Plus qu’un mot, « tchip » consacre une onomatopée, ce qui constitue une nouvelle victoire de l’oralité, en droite ligne de la pop-culture issue des comics. Elle désigne également une attitude, dont le son est une expression non-verbale aux allures de couperet, héritage indiscutable de la communication africaine et antillaise, parente  des « tchourou » ivoiriens, « msourou » sénégalais ou encore « sourou » malien.

« Fait d’émettre un bruit de succion en signe de désapprobation ou de mépris », définit Le Petit Robert. Et les tenants de la « reconquête » franco-française par la traque des prénoms à consonance « étrangère » n’ont qu’à bien se tenir.

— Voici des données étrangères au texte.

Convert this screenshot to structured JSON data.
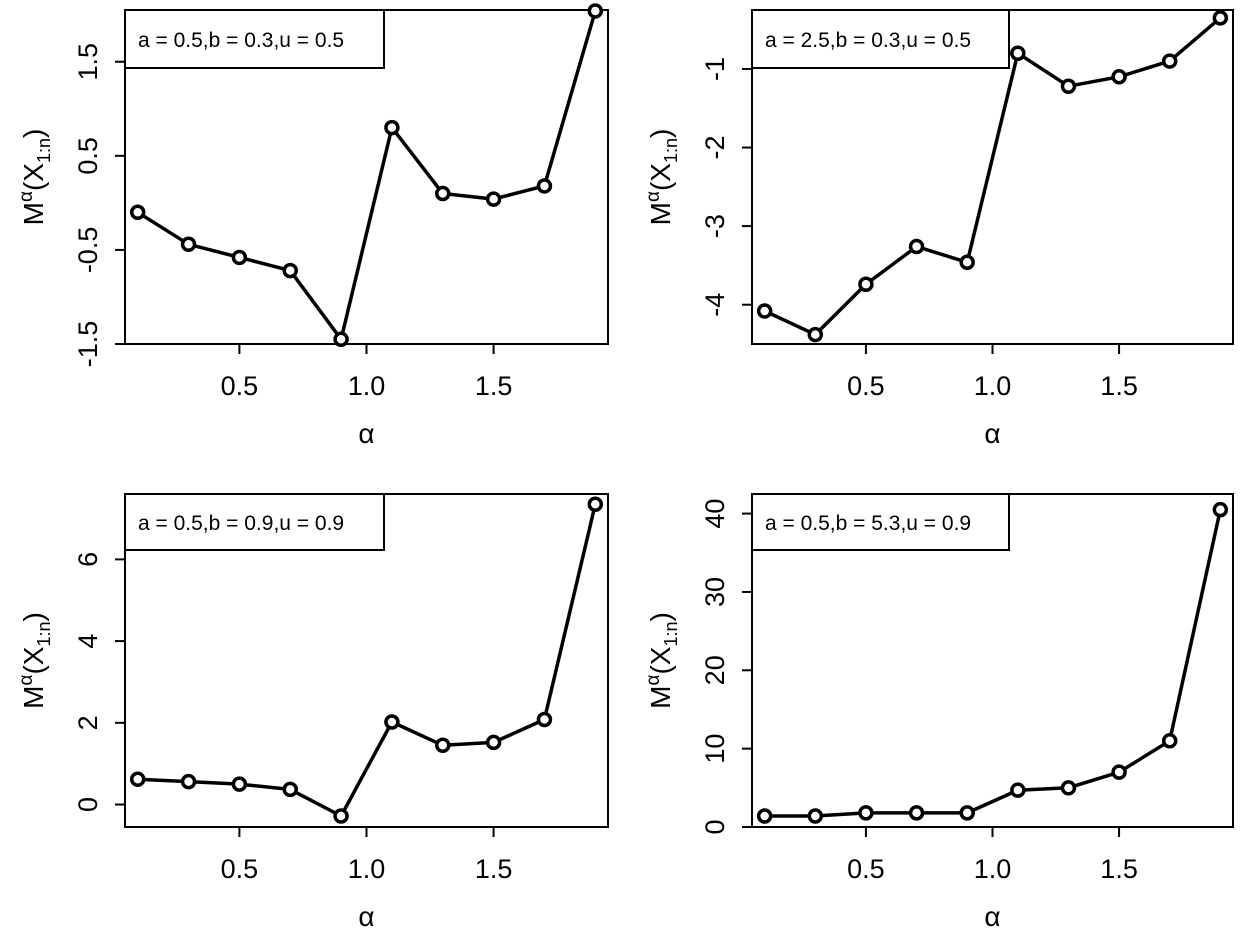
{
  "figure": {
    "panels": [
      {
        "legend": "a = 0.5,b = 0.3,u = 0.5",
        "xlabel": "α",
        "ylabel_main": "M",
        "ylabel_sup": "α",
        "ylabel_rest": "(X",
        "ylabel_sub": "1:n",
        "ylabel_close": ")"
      },
      {
        "legend": "a = 2.5,b = 0.3,u = 0.5",
        "xlabel": "α",
        "ylabel_main": "M",
        "ylabel_sup": "α",
        "ylabel_rest": "(X",
        "ylabel_sub": "1:n",
        "ylabel_close": ")"
      },
      {
        "legend": "a = 0.5,b = 0.9,u = 0.9",
        "xlabel": "α",
        "ylabel_main": "M",
        "ylabel_sup": "α",
        "ylabel_rest": "(X",
        "ylabel_sub": "1:n",
        "ylabel_close": ")"
      },
      {
        "legend": "a = 0.5,b = 5.3,u = 0.9",
        "xlabel": "α",
        "ylabel_main": "M",
        "ylabel_sup": "α",
        "ylabel_rest": "(X",
        "ylabel_sub": "1:n",
        "ylabel_close": ")"
      }
    ]
  },
  "chart_data": [
    {
      "type": "line",
      "title": "",
      "legend": "a = 0.5,b = 0.3,u = 0.5",
      "xlabel": "α",
      "ylabel": "M^α(X_1:n)",
      "x": [
        0.1,
        0.3,
        0.5,
        0.7,
        0.9,
        1.1,
        1.3,
        1.5,
        1.7,
        1.9
      ],
      "values": [
        -0.1,
        -0.44,
        -0.58,
        -0.72,
        -1.45,
        0.8,
        0.1,
        0.04,
        0.18,
        2.04
      ],
      "xlim": [
        0.05,
        1.95
      ],
      "ylim": [
        -1.5,
        2.05
      ],
      "xticks": [
        0.5,
        1.0,
        1.5
      ],
      "xtick_labels": [
        "0.5",
        "1.0",
        "1.5"
      ],
      "yticks": [
        -1.5,
        -0.5,
        0.5,
        1.5
      ],
      "ytick_labels": [
        "-1.5",
        "-0.5",
        "0.5",
        "1.5"
      ],
      "grid": false,
      "legend_position": "top-left"
    },
    {
      "type": "line",
      "title": "",
      "legend": "a = 2.5,b = 0.3,u = 0.5",
      "xlabel": "α",
      "ylabel": "M^α(X_1:n)",
      "x": [
        0.1,
        0.3,
        0.5,
        0.7,
        0.9,
        1.1,
        1.3,
        1.5,
        1.7,
        1.9
      ],
      "values": [
        -4.08,
        -4.38,
        -3.74,
        -3.26,
        -3.46,
        -0.8,
        -1.22,
        -1.1,
        -0.9,
        -0.35
      ],
      "xlim": [
        0.05,
        1.95
      ],
      "ylim": [
        -4.5,
        -0.25
      ],
      "xticks": [
        0.5,
        1.0,
        1.5
      ],
      "xtick_labels": [
        "0.5",
        "1.0",
        "1.5"
      ],
      "yticks": [
        -4,
        -3,
        -2,
        -1
      ],
      "ytick_labels": [
        "-4",
        "-3",
        "-2",
        "-1"
      ],
      "grid": false,
      "legend_position": "top-left"
    },
    {
      "type": "line",
      "title": "",
      "legend": "a = 0.5,b = 0.9,u = 0.9",
      "xlabel": "α",
      "ylabel": "M^α(X_1:n)",
      "x": [
        0.1,
        0.3,
        0.5,
        0.7,
        0.9,
        1.1,
        1.3,
        1.5,
        1.7,
        1.9
      ],
      "values": [
        0.62,
        0.56,
        0.5,
        0.37,
        -0.28,
        2.02,
        1.45,
        1.52,
        2.08,
        7.35
      ],
      "xlim": [
        0.05,
        1.95
      ],
      "ylim": [
        -0.55,
        7.6
      ],
      "xticks": [
        0.5,
        1.0,
        1.5
      ],
      "xtick_labels": [
        "0.5",
        "1.0",
        "1.5"
      ],
      "yticks": [
        0,
        2,
        4,
        6
      ],
      "ytick_labels": [
        "0",
        "2",
        "4",
        "6"
      ],
      "grid": false,
      "legend_position": "top-left"
    },
    {
      "type": "line",
      "title": "",
      "legend": "a = 0.5,b = 5.3,u = 0.9",
      "xlabel": "α",
      "ylabel": "M^α(X_1:n)",
      "x": [
        0.1,
        0.3,
        0.5,
        0.7,
        0.9,
        1.1,
        1.3,
        1.5,
        1.7,
        1.9
      ],
      "values": [
        1.4,
        1.4,
        1.8,
        1.8,
        1.8,
        4.7,
        5.0,
        7.0,
        11.0,
        40.5
      ],
      "xlim": [
        0.05,
        1.95
      ],
      "ylim": [
        0.0,
        42.5
      ],
      "xticks": [
        0.5,
        1.0,
        1.5
      ],
      "xtick_labels": [
        "0.5",
        "1.0",
        "1.5"
      ],
      "yticks": [
        0,
        10,
        20,
        30,
        40
      ],
      "ytick_labels": [
        "0",
        "10",
        "20",
        "30",
        "40"
      ],
      "grid": false,
      "legend_position": "top-left"
    }
  ]
}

Même sans « grand remplacement », l’Afrique infuse chez l’ancien colon. Elle infuse d’ailleurs bien au-delà, le « tchipage » existant aujourd’hui dans les sphères métissées francophones, anglophones et néerlandophones.

Pour désigner la pratique du tchip, les Afro-Américains utilisent l’expression « to suck one’s teeth », littéralement « sucer ses dents ». Et la technique s’identifie aussi bien au Brésil qu’au Bahamas, au Surnima ou à Trinité-et-Tobago.

Francophonies de tous les pays…

Pour peu que l’usage enfonce le clou de la curiosité militante, la langue française, singulièrement ses supports comme Le Petit Robert, intègre sans rechigner les apports d’une francophonie jadis considérée comme excentrée.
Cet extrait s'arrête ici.